Abstract: Classifying and Searching Hidden Web Databases

Classifying and Searching Hidden Web Databases
(Research Seminar, February 19th, 2004)

Panos Ipeirotis
Columbia University

Abstract Many valuable text databases on the web have non-crawlable contents that are "hidden'' behind search interfaces. Hence, traditional search engines do not index this valuable information. One way to facilitate access to "hidden-web'' databases is through Yahoo!-like directories, which organize these databases manually into categories that users can browse. An alternative way is through ``metasearchers,'' which provide a unified query interface to search many databases at once. As part of my thesis, I have developed QProber, a system to automatically categorize and search autonomous, hidden-web databases.

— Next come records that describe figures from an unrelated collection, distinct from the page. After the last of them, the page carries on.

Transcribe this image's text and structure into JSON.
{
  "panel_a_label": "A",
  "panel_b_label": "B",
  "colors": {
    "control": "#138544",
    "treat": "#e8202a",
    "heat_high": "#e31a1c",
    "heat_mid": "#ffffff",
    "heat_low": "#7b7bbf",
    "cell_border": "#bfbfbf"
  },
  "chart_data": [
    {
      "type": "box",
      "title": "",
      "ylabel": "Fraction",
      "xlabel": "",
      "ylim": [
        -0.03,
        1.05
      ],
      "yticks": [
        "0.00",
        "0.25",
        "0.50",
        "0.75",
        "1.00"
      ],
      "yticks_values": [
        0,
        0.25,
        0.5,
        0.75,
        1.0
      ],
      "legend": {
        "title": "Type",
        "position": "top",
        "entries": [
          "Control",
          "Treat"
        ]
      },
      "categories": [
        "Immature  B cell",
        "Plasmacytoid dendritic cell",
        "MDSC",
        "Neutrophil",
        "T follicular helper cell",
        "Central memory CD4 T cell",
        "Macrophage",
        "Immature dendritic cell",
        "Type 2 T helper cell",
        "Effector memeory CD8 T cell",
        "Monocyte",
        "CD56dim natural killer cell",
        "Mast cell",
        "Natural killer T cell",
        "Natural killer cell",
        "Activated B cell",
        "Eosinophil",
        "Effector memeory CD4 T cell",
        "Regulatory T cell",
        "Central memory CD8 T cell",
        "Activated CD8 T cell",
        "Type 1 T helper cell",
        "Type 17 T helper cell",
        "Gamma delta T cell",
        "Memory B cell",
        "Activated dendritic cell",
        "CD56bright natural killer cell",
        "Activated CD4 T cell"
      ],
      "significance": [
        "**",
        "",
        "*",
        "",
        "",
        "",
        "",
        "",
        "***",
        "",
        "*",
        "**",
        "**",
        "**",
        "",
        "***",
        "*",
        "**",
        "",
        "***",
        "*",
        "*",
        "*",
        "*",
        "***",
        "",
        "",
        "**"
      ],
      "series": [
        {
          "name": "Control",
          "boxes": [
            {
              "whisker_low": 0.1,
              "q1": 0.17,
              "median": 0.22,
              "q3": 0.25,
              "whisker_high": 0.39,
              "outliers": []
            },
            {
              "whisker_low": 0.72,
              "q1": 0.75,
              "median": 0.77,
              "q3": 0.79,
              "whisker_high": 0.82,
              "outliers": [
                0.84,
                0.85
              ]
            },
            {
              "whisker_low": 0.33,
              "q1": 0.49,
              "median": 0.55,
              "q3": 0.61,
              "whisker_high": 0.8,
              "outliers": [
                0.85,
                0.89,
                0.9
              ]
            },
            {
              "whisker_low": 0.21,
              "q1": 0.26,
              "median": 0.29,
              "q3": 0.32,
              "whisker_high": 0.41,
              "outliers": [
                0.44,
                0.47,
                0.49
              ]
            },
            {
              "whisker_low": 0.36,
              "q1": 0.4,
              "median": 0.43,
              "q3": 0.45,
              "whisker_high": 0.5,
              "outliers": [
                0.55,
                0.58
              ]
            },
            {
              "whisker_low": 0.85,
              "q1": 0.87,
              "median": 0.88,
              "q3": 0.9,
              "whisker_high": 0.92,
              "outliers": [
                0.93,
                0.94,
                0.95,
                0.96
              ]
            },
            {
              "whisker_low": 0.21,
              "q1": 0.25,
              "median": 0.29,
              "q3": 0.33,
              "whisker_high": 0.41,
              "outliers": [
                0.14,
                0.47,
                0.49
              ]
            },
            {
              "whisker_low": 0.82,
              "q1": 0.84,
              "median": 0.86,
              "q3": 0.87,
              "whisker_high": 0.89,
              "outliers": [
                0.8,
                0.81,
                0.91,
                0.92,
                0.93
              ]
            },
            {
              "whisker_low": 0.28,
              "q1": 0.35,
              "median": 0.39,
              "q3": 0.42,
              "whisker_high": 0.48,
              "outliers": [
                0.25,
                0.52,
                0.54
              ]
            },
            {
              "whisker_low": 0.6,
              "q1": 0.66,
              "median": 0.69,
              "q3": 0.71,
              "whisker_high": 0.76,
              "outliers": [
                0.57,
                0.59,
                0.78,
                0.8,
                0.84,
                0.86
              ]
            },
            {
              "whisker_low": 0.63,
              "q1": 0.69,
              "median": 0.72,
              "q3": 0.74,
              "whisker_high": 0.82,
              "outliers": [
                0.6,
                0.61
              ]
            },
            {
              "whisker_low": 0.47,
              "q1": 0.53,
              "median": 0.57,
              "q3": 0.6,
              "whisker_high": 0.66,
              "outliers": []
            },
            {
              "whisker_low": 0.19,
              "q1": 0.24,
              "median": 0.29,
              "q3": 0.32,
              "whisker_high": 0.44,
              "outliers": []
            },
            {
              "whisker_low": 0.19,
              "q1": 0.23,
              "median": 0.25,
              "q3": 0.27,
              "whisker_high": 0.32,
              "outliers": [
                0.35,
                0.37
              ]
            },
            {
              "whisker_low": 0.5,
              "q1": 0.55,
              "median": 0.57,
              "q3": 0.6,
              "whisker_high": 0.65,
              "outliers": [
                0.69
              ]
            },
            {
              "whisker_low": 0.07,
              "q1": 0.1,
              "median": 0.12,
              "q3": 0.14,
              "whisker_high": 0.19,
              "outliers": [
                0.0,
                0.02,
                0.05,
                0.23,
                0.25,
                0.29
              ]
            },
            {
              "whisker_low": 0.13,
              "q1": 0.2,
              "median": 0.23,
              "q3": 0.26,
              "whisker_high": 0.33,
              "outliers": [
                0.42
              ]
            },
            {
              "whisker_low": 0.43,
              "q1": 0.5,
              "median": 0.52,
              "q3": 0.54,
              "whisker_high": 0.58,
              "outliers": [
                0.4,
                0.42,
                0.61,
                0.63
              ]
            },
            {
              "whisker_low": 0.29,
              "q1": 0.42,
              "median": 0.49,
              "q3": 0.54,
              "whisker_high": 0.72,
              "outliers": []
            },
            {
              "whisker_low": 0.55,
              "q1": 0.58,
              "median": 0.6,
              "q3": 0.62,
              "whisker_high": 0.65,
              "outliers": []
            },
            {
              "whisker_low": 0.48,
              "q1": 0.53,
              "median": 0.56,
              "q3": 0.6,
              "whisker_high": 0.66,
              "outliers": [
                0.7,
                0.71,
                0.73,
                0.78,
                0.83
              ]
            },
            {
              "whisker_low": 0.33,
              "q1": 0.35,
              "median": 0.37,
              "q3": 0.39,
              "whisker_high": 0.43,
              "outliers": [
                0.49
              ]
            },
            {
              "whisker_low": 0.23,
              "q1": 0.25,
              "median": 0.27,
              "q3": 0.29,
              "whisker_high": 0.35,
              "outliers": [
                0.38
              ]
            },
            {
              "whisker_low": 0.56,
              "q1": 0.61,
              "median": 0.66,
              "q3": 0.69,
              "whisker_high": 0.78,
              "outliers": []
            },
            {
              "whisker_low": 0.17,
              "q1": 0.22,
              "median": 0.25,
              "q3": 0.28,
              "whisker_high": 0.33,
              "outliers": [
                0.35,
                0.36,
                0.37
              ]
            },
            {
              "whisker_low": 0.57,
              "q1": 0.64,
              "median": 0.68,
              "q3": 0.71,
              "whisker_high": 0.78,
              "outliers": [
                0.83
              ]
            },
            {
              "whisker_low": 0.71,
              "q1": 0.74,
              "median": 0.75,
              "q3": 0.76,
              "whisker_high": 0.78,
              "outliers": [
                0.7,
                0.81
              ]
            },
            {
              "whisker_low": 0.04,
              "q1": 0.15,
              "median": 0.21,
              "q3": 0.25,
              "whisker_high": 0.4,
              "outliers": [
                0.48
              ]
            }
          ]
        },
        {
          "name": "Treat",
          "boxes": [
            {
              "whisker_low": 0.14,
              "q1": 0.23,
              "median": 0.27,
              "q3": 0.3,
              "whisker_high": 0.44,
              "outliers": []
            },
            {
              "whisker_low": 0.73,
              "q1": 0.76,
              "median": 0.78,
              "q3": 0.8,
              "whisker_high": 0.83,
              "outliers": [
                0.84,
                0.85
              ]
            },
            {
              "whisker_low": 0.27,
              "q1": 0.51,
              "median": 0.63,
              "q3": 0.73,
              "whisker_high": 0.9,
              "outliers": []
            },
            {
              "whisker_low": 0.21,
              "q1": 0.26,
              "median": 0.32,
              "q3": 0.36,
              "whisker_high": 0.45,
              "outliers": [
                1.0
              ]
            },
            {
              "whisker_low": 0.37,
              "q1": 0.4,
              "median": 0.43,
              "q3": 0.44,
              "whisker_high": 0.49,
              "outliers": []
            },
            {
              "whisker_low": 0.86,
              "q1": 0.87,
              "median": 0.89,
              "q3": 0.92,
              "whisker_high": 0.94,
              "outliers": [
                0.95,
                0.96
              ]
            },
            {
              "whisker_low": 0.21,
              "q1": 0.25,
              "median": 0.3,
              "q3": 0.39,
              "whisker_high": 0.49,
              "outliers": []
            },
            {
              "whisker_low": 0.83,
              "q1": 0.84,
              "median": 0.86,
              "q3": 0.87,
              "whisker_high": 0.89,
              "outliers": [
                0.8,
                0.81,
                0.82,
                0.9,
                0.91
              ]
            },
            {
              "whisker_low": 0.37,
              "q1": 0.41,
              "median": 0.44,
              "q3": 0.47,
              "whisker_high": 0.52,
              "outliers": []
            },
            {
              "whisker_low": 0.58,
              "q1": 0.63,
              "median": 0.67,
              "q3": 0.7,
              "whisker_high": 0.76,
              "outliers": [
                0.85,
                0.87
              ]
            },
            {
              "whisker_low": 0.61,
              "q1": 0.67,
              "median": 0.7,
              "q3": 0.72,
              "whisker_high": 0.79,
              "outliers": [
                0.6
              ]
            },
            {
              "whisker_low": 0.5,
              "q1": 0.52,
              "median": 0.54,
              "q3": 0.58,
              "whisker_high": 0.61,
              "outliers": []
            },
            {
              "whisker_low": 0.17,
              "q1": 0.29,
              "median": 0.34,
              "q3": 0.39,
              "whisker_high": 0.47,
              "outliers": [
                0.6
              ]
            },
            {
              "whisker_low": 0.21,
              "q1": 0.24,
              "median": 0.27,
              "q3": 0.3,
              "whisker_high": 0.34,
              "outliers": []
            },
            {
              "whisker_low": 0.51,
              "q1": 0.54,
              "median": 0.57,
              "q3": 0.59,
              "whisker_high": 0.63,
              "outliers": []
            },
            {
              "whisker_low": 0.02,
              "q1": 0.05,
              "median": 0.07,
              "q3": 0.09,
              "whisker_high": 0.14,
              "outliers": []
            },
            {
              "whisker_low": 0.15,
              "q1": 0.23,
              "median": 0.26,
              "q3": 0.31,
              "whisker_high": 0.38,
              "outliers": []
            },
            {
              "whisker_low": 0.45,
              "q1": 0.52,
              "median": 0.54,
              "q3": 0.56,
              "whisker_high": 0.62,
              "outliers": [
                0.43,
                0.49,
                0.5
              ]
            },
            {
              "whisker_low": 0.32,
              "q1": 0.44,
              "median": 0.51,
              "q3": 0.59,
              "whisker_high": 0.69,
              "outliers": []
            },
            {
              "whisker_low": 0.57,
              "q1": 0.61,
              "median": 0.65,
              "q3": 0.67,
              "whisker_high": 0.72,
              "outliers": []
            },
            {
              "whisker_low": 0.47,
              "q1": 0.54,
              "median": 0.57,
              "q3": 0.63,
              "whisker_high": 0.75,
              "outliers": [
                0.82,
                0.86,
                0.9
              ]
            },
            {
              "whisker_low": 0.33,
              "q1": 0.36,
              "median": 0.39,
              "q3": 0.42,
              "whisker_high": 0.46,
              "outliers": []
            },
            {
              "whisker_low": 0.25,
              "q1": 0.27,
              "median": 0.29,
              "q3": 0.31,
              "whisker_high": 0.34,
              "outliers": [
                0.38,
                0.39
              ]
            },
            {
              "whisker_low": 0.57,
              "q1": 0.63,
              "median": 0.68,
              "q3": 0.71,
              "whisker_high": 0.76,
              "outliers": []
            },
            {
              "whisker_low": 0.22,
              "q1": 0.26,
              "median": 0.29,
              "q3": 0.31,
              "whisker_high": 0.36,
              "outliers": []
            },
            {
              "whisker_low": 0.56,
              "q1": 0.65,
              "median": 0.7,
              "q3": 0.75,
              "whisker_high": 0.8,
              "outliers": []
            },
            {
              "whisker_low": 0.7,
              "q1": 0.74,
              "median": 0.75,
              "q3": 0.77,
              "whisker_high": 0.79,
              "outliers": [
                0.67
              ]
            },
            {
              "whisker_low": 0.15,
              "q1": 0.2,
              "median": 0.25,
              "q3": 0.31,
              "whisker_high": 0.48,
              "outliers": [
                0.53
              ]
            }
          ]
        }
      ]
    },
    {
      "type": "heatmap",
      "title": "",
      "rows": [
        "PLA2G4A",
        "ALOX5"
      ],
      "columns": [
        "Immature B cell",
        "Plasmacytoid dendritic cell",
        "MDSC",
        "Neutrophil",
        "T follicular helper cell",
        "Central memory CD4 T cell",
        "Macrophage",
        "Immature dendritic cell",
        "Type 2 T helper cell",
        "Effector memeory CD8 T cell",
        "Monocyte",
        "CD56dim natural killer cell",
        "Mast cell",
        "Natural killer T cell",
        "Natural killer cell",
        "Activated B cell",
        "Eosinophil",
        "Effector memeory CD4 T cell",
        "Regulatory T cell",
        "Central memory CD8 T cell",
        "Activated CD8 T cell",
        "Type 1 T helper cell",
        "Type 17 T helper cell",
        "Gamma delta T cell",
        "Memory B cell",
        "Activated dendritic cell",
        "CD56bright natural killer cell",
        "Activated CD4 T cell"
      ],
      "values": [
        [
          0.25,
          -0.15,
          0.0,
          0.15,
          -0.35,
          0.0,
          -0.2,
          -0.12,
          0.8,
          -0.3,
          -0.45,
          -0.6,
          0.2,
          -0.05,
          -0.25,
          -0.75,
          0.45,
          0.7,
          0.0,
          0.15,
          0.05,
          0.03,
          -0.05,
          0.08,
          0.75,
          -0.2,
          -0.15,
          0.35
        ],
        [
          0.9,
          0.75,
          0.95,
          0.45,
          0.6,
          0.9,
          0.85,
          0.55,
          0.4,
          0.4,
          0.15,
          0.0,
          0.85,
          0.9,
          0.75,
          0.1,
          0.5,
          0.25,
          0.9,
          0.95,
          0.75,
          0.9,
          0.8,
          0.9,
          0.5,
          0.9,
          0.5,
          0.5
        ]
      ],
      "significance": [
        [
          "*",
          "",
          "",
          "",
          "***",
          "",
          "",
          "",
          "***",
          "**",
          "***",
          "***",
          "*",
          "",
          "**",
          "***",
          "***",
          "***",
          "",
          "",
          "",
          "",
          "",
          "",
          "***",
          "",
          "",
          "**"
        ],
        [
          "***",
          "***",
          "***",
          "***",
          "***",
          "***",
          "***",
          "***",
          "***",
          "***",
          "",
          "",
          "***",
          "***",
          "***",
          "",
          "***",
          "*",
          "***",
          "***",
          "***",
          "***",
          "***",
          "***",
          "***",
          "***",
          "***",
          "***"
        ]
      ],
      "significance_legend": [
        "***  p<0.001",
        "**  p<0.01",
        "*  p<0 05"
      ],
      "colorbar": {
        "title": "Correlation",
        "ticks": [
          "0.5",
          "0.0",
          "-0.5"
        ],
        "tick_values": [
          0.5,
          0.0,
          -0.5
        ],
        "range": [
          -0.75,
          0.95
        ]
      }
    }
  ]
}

To categorize a database, QProber uses just the number of matches generated by a small number of query probes derived using state-of-the-art machine learning techniques. To search over "uncooperative'' hidden-web databases, QProber exploits the database categorization to extract a small, topically-focused document sample from each database, from which a statistical summary of the database contents is produced. The content summaries can then be used during metasearching to select the most appropriate databases for a given query, a critical task for search scalability and effectiveness. Specifically, QProber identifies the most relevant databases for a query by exploiting both the database classification information and the extracted summaries. QProber produces high-quality database selection decisions, which in turn help return highly relevant search results.